Liu Renming, Krishnan Arjun
Department of Computational Mathematics, Science and Engineering, Michigan State University, East Lansing, MI 48824, USA.
Department of Biochemistry and Molecular Biology, Michigan State University, East Lansing, MI 48824, USA.
Bioinformatics. 2021 Oct 11;37(19):3377-3379. doi: 10.1093/bioinformatics/btab202.
Learning low-dimensional representations (embeddings) of nodes in large graphs is key to applying machine learning on massive biological networks. Node2vec is the most widely used method for node embedding. However, its original Python and C++ implementations scale poorly with network density, failing for dense biological networks with hundreds of millions of edges. We have developed PecanPy, a new Python implementation of node2vec that uses cache-optimized compact graph data structures and precomputing/parallelization to result in fast, high-quality node embeddings for biological networks of all sizes and densities.

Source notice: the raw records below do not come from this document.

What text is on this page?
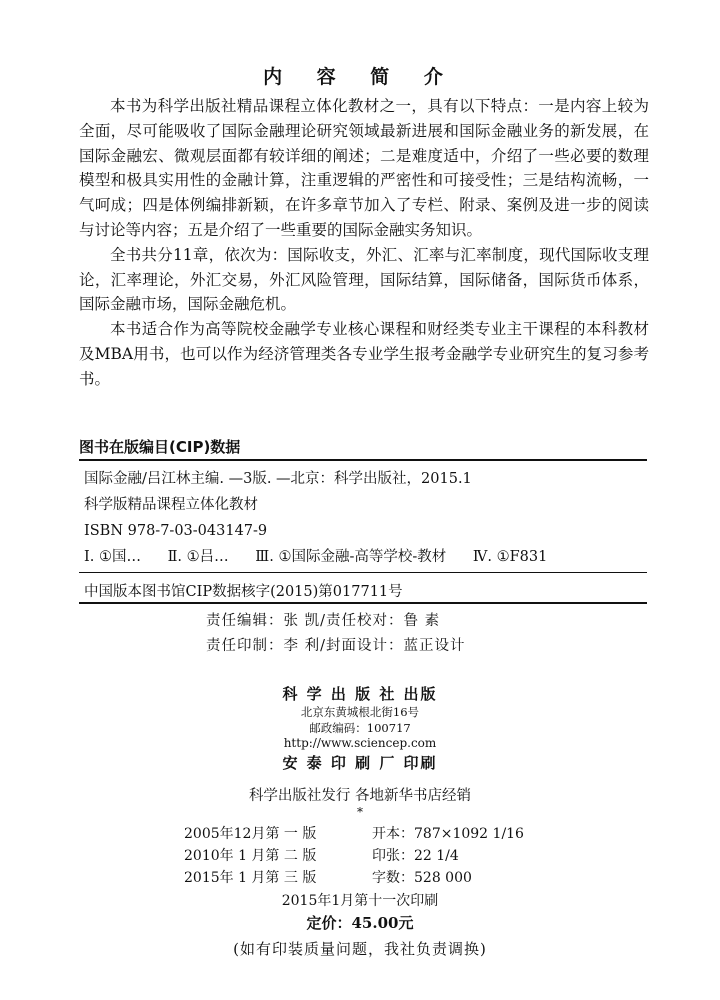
内 容 简 介

本书为科学出版社精品课程立体化教材之一，具有以下特点：一是内容上较为全面，尽可能吸收了国际金融理论研究领域最新进展和国际金融业务的新发展，在国际金融宏、微观层面都有较详细的阐述；二是难度适中，介绍了一些必要的数理模型和极具实用性的金融计算，注重逻辑的严密性和可接受性；三是结构流畅，一气呵成；四是体例编排新颖，在许多章节加入了专栏、附录、案例及进一步的阅读与讨论等内容；五是介绍了一些重要的国际金融实务知识。

全书共分11章，依次为：国际收支，外汇、汇率与汇率制度，现代国际收支理论，汇率理论，外汇交易，外汇风险管理，国际结算，国际储备，国际货币体系，国际金融市场，国际金融危机。

本书适合作为高等院校金融学专业核心课程和财经类专业主干课程的本科教材及MBA用书，也可以作为经济管理类各专业学生报考金融学专业研究生的复习参考书。

图书在版编目(CIP)数据
国际金融/吕江林主编. —3版. —北京：科学出版社，2015.1
科学版精品课程立体化教材
ISBN 978-7-03-043147-9
Ⅰ. ①国… Ⅱ. ①吕… Ⅲ. ①国际金融-高等学校-教材 Ⅳ. ①F831
中国版本图书馆CIP数据核字(2015)第017711号
责任编辑：张 凯/责任校对：鲁 素
责任印制：李 利/封面设计：蓝正设计
科 学 出 版 社 出版
北京东黄城根北街16号
邮政编码：100717
http://www.sciencep.com
安 泰 印 刷 厂 印刷
科学出版社发行 各地新华书店经销
*
2005年12月第 一 版	开本：787×1092 1/16
2010年 1 月第 二 版	印张：22 1/4
2015年 1 月第 三 版	字数：528 000
2015年1月第十一次印刷
定价：45.00元
(如有印装质量问题，我社负责调换)
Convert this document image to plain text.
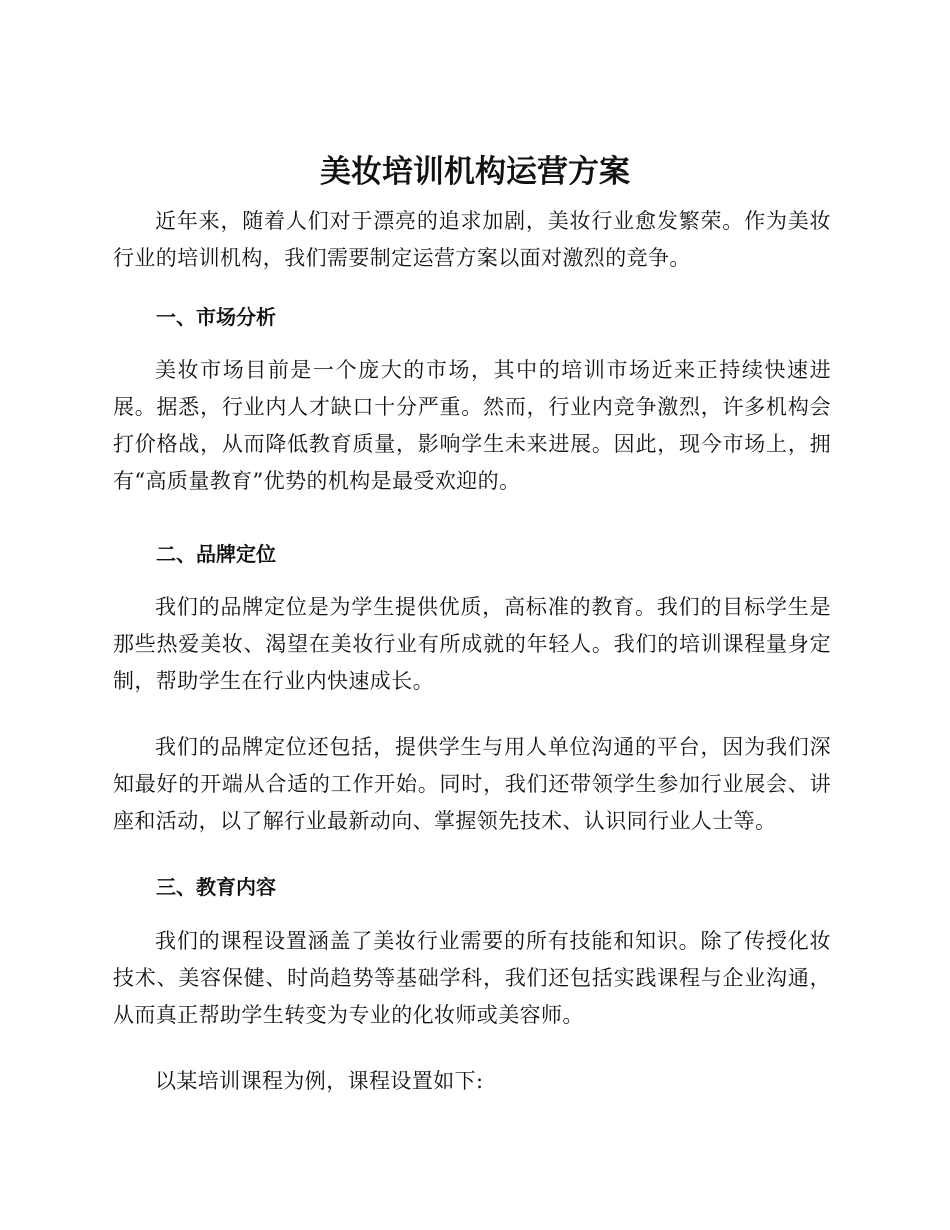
美妆培训机构运营方案

近年来，随着人们对于漂亮的追求加剧，美妆行业愈发繁荣。作为美妆行业的培训机构，我们需要制定运营方案以面对激烈的竞争。

一、市场分析

美妆市场目前是一个庞大的市场，其中的培训市场近来正持续快速进展。据悉，行业内人才缺口十分严重。然而，行业内竞争激烈，许多机构会打价格战，从而降低教育质量，影响学生未来进展。因此，现今市场上，拥有“高质量教育”优势的机构是最受欢迎的。

二、品牌定位

我们的品牌定位是为学生提供优质，高标准的教育。我们的目标学生是那些热爱美妆、渴望在美妆行业有所成就的年轻人。我们的培训课程量身定制，帮助学生在行业内快速成长。

我们的品牌定位还包括，提供学生与用人单位沟通的平台，因为我们深知最好的开端从合适的工作开始。同时，我们还带领学生参加行业展会、讲座和活动，以了解行业最新动向、掌握领先技术、认识同行业人士等。

三、教育内容

我们的课程设置涵盖了美妆行业需要的所有技能和知识。除了传授化妆技术、美容保健、时尚趋势等基础学科，我们还包括实践课程与企业沟通，从而真正帮助学生转变为专业的化妆师或美容师。

以某培训课程为例，课程设置如下:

PecanPy software is freely available at https://github.com/krishnanlab/PecanPy.
Supplementary data are available at Bioinformatics online.
学习大型图中节点的低维表示(嵌入)是在大规模生物网络上应用机器学习的关键。Node2vec是最广泛使用的节点嵌入方法。然而,其原始的Python和C++实现随着网络密度的增加扩展性较差,对于具有数亿条边的密集生物网络会失效。我们开发了PecanPy,这是一种新的Node2vec的Python实现,它使用缓存优化的紧凑图数据结构以及预计算/并行化,可为各种规模和密度的生物网络生成快速、高质量的节点嵌入。
PecanPy软件可在https://github.com/krishnanlab/PecanPy上免费获取。
补充数据可在《生物信息学》在线版获取。